Opinión


El putrefacto poder judicial mexicano

El putrefacto poder judicial mexicano | La Crónica de Hoy

De los tres poderes de la unión el poder judicial reclama una reforma política de fondo. En nuestro país y en buena parte de América latina, la impartición de justicia es penosa y se ha convertido en un obstáculo para la democracia. 

En las esferas de poder sirve para blindar a pillos que se han enriquecido como “presuntos” lavadores de dinero como lo prueba el vacío legal en el que se encuentra el virrey del estado de Tamaulipas, dueño de una fortuna como la de muchos otros sátrapas y superior a la que cualquier funcionario probo puede aspirar.

Este esquema de corrupción recurrente sólo es posible mediante una malla de dinero y complicidades que, en el caso que nos ocupa y con base en los datos de la unidad de inteligencia financiera comprende cuando menos 100 millones de pesos e implica a 37 personas entre las que se encuentran familiares de ese señor cuyo vocero es otro representante del México lúgubre, Javier Lozano, con quien se toma selfies que parecen decirnos desde el cinismo más abyecto: “miren tontos, AMLO es un peligro para México, nosotros sí sabemos de latrocinios, chayotes y amistades incondicionales con ministros y jueces en activo o en ‘retiro’”

Cabeza de Vaca es gente cercana a Calderón. El presidente del partido de la narcoderecha mexicana, Marko Cortés, dice que se trata de una persecución política, a pesar de que nuestros vecinos del norte han solicitado la colaboración de las autoridades mexicanas por el delito de lavado de dinero. Por tamañas mentiras el señor Cortés da resbalones que lo hacen desplomarse de estrados, como se pudo observar en redes hace poco. Álvaro Delgado comenta también que, además, aquí se le investiga por asociación delictuosa, delincuencia organizada, enriquecimiento ilícito y peculado.

La corrupción para florecer requiere de redes, y en éstas juega un papel cada vez más importante y evidente el poder judicial, con honrosas excepciones que serán más fácilmente erradicables si el México colonizado permite el regreso del prianrredismo, defensor de estos individuos que tienen en vilo al Estado de derecho o, parafraseando a ya saben quién, de chueco.

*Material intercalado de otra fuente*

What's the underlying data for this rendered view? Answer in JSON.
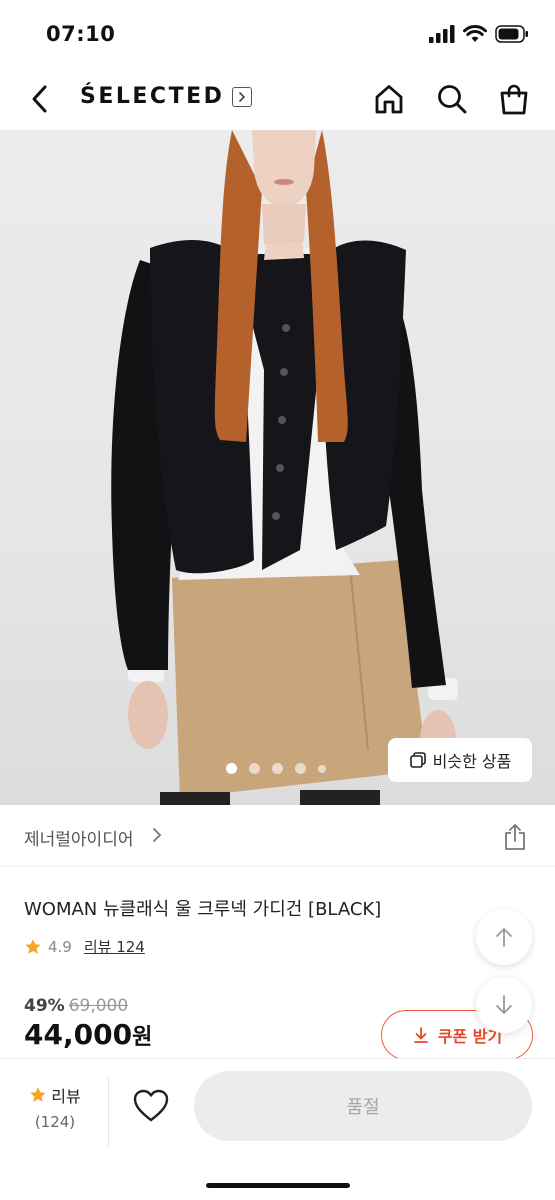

En algún momento el presidente de la república al referirse al la Suprema Corte de Justicia se refirió a ella como la Suprema Corte del Derecho. Se equivocó, más bien es la Suprema Corte del Tecnicismo Legaloide.

En este aberrante terreno se “mueve” la justicia en casi todas las parcelas y se manejan desde moderadas y cicateras rentas para abogados de barandilla que explotan de poquito a muchos clientes, hasta jugosas sumas de dinero en juego que permiten el flujo de influencias y la bravuconería de traficantes de influencias, personajes siniestros que hacen su fortuna litigando contra el Estado mediante la defensa de causas indecibles o la promoción de amparos con dinero extranjero contra proyectos como el aeropuerto de Santa Lucía, el financiamiento a medios parciales o a intelectuales de jugosos contratos provenientes de los poderes públicos.

El tecnicismo legaloide es aquel que explica con docta paciencia José Ramón Cossío para decirnos por qué tiene fuero un delincuente, o aquel que le permite al árbitro electoral o su abanderado aplicar todo el peso de la ley contra un partido y hacerse de la vista gorda en cientos de casos cometidos por otros partidos. 

Por lo que toca a los estratos medios y bajos, la justicia es lenta, además de misógina. Mientras más bajo es el decil o se trate de una mujer que busca la reparación de un daño, la garantía de justicia desde el poder judicial es menor, tortuosa y puede implicar la destrucción de muchas estructuras familiares o sociales, la consolidación de poderes oligárquicos y la mediatización de casos que favorezcan la impunidad.

Es posible que en tres años ese poder anquilosado no cambie radicalmente, pero favorecer con el sufragio a quienes visible y abyectamente prohijan su status quo visible en muchísimas redes de complicidad es como jugar a la ruleta rusa.